Six years on, I am still listening to exciting and innovative music released on Warp — in the shape of Battles.

For an alternative view on The Guardian article, here is Richard Havers.

I know that Dark Side of the Rainbow is pretty old news, but I’ve just watched it for the first time on Google Video. I have to say, it is indeed scarily synchronised at certain points. The beginning of ‘Time’ gave me the creeps!

The official UK album chart is currently celebrating its 50th birthday.

Politicians have already chosen their favourite albums to have reached number 1. Now the public are being given their chance to vote (via Currybet).

The fact that you have to choose albums that have reached number 1 is surprisingly restrictive. For instance, you won’t be able to select ‘Dark Side of the Moon’. Meanwhile almost all of my favourite albums apart from Radiohead probably didn’t even reach the top 40, never mind the top spot.

I do own a lot of the albums though, particularly from the late 1990s, when I obviously still wasn’t quite savvy enough to be buying albums that weren’t popular. I am afraid my oldest selection is from the mid-1990s. I could have chosen some older ones, but I didn’t want to select just any old album. For instance, I could have chosen ‘The Last Broadcast’ by Doves because I do really like the album. But is it one of my favourites? Probably not. So I chose albums that I have listened to over and over again, and really mean something to me.

Here are my choices then:

  • Oasis — (What’s the Story) Morning Glory?
    I don’t actually own this album, but it is a bit difficult not to choose this album because I do quite like it. I realised it was great when I picked it up and realised that I knew every single one of the tracks, without ever having properly listened to it.
  • Pulp — Different Class
    Pulp was the first band I truly became obsessed with as a child. I recently rediscovered ‘Different Class’ — what a fine album it is. I have a whole blog post waiting to be posted about this though, so I’ll leave Pulp alone for the time being.
  • Radiohead — OK Computer
    One of the most overrated albums of all time, but it’s still quite good.

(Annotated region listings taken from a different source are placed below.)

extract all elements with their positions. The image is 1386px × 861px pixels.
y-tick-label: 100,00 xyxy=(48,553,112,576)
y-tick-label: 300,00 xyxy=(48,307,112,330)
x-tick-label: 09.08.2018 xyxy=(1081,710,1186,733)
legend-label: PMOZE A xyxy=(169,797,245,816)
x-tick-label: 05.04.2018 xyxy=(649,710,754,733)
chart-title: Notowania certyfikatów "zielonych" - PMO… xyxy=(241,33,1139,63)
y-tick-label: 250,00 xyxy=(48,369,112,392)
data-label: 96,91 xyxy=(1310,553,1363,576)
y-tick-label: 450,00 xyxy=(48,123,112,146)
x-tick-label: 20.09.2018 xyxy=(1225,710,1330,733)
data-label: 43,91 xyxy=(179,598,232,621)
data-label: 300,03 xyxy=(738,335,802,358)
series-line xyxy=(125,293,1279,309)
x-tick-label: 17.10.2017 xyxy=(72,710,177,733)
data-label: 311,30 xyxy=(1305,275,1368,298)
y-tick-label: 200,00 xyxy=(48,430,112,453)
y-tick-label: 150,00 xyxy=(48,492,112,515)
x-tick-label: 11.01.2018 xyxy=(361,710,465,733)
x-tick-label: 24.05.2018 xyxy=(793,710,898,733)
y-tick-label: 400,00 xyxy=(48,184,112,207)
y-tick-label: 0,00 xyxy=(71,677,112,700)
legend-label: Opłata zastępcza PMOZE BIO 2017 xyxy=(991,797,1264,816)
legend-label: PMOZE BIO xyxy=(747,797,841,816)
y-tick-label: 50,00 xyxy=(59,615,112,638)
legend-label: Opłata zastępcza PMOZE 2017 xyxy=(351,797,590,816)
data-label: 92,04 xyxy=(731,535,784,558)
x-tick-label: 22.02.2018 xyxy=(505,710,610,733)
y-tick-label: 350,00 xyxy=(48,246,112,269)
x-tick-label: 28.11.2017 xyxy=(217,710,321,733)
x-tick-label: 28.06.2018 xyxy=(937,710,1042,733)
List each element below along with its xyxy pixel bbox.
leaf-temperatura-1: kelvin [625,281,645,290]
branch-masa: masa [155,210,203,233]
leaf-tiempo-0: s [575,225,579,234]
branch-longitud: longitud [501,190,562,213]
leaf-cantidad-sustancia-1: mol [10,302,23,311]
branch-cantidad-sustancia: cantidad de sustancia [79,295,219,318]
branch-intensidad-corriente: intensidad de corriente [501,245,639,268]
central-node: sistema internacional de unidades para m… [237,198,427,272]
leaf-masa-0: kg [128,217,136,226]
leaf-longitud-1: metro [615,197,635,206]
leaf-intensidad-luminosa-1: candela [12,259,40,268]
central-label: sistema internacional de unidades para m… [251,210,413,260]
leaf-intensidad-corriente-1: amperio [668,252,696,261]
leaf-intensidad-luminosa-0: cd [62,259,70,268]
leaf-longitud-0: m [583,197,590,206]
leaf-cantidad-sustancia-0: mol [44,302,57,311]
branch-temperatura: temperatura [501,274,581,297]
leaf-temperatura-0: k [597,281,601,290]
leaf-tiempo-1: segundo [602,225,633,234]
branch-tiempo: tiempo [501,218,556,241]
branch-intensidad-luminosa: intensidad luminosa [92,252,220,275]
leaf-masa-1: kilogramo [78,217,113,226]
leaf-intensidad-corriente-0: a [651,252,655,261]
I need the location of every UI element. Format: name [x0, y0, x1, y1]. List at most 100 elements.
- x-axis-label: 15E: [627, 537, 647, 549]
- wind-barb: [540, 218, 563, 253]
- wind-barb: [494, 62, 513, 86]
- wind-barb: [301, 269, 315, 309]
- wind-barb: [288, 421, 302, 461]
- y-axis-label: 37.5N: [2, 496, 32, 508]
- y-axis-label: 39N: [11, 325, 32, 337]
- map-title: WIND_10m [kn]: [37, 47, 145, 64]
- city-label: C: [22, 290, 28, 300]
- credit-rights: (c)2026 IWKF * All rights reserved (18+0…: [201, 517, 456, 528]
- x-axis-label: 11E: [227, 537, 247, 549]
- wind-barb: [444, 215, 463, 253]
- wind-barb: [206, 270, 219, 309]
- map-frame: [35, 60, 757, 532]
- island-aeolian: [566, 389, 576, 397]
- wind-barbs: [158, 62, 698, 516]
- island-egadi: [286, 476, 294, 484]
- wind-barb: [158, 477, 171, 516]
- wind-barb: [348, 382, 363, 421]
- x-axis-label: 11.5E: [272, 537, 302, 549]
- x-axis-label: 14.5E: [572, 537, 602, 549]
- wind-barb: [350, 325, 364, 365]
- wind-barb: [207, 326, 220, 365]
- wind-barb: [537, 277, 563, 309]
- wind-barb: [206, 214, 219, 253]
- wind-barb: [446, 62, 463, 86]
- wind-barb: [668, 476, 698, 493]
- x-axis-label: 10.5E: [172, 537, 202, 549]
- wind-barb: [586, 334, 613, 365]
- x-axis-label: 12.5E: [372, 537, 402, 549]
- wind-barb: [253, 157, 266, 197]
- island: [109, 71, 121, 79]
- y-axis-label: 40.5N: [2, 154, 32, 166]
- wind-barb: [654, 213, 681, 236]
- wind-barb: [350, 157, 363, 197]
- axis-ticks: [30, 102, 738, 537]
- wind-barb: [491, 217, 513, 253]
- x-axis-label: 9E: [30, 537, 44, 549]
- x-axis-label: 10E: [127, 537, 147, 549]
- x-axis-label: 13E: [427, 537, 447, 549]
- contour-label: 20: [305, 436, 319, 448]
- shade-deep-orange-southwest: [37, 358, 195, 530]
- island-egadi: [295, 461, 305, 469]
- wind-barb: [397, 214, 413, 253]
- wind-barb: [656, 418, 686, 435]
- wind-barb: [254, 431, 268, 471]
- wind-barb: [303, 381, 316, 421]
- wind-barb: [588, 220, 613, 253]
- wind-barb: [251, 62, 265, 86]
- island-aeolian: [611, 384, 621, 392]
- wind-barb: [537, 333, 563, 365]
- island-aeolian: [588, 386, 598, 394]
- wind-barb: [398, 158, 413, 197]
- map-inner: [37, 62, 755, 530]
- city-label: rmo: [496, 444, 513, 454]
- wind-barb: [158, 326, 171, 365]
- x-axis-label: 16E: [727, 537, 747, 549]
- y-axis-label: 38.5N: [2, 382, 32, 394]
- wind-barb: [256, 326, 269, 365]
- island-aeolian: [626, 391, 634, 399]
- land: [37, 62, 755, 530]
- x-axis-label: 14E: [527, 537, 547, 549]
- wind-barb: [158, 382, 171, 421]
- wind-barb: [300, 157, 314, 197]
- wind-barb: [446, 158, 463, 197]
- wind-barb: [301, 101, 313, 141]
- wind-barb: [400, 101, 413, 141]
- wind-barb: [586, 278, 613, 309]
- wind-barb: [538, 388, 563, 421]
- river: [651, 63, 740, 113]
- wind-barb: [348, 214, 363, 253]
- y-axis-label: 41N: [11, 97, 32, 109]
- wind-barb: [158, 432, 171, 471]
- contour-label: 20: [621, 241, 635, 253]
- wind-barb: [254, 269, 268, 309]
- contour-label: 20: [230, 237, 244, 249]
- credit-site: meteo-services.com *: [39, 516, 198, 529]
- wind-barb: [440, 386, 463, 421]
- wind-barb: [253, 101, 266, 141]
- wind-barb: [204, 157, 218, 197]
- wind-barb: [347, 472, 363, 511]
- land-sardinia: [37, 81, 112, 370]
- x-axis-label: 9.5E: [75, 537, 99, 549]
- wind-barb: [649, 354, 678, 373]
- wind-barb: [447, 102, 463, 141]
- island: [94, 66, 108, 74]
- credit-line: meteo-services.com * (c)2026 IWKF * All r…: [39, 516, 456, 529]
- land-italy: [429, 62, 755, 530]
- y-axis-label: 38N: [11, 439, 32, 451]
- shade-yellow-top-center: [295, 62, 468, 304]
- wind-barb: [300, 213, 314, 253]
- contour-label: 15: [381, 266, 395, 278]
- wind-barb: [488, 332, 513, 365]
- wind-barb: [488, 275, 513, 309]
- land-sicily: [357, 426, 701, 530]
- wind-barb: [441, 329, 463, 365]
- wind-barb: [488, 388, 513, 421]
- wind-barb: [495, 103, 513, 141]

It would probably be one of my favourites if it wasn’t for ‘Let Down’ and ‘Subterranean Homesick Alien’. Those tracks simply do not belong on an album lauded for being one of the greatest of all time.
  • Pulp — This is Hardcore
    It might not be quite as rounded as ‘Different Class’, certainly in terms of the appeal of Jarvis’ lyrics. The fun, poppy side was hidden away as the band became dark and creepy. Musically, bar a few turkeys, This is Hardcore is still very strong though. The title track is my favourite Pulp song.
  • Massive Attack — Mezzanine
    There are lots of very strong tracks on this album, particularly ‘Teardrop’ and ‘Group Four’. In my view this is Massive Attack’s best album by far.
  • Blur — 13
    This is an exceptional album from Blur at their very peak. Some might not have liked the band bringing their more experimental elements to the fore, but none of it is misplaced in my view. It is difficult to find a bad track in this album. Unfortunately it was to be Blur’s last vaguely good moment, as they could not be quite the same after Graham Coxon’s departure.
  • Radiohead — Kid A
    Still my favourite album of all time.
  • Radiohead — Amnesiac
    It hasn’t quite got the flow and polish of ‘Kid A’, but some of Radiohead’s best tracks are on here. ‘Pyramid Song’ is a pure stroke of genius, while none of Radiohead’s or Thom Yorke’s subsequent laptoppery has come close to topping ‘Pulk / Pull Revolving Doors’.
  • Gorillaz — Demon Days
    Well, maybe it is pushing it a bit to call this album a proper great. But this album was much better than Gorillaz already fine eponymous debut. And I am pleased that an album like this can become such a mainstream success.